It’s no question that technology has vastly surpassed all expectations in the past ten years, but with all the recent news about compromised customer data, it’s easy to believe that security measures have struggled to keep up. On the contrary, companies are investing significant time and money to solve this ever-growing issue. What does the future hold? There’s no need to build a time machine to find out; today’s featured articles give us a few hints.
DatacenterDynamics | Chris Crosby proposes a use case for blockchain within data centers, using it to securely automate processes such as cooling, capacity planning, and virtualization. While blockchain’s decentralized approach is a strength, it also introduces the need for highly secure transmission protocols. Data center applications are still in the early days of development, but there are pilot programs within financial institutions today.
CSO | Starting in 2018, Dubai International Airport will be implementing a face-scanning aquarium to combat long security lines. Passengers will register their face scans when they arrive at the airport, and will then pass through the virtual aquarium tunnel, which has 80 face- and iris-scanning cameras to match passengers to their passports. The colorful fish are designed to attract attention to the scanners, which require detection to progress, and will transform airport security screening into a much more pleasant experience. Airport security in 15 seconds or less? Pinch me, I must be dreaming!
IT Pro | Rene Millman goes back to the basics with this discussion of what colocation is, and why a company would want to use it. The potential benefits range from costs, to scalability, to – you guessed it – security. With colocation, the provider takes care of physical access control and security, often with state-of-the-art biometrics.
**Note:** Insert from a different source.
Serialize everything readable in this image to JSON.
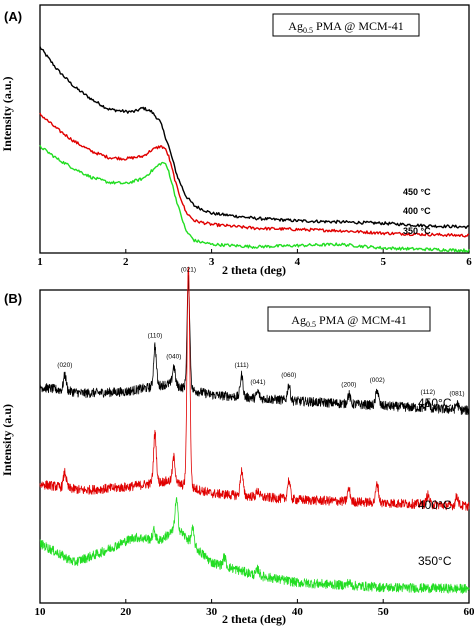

Companies considering colocation providers need to trust that their data is secure before investing their time and money.
A colocation facility with state-of-the-art security measures is bound to attract customers hoping to buy secure space. Companies with the highest-level of secure data require several layers of protection. By adopting blockchain management or face-scanning technology, data centers can add extensive security measures for their most secure partners.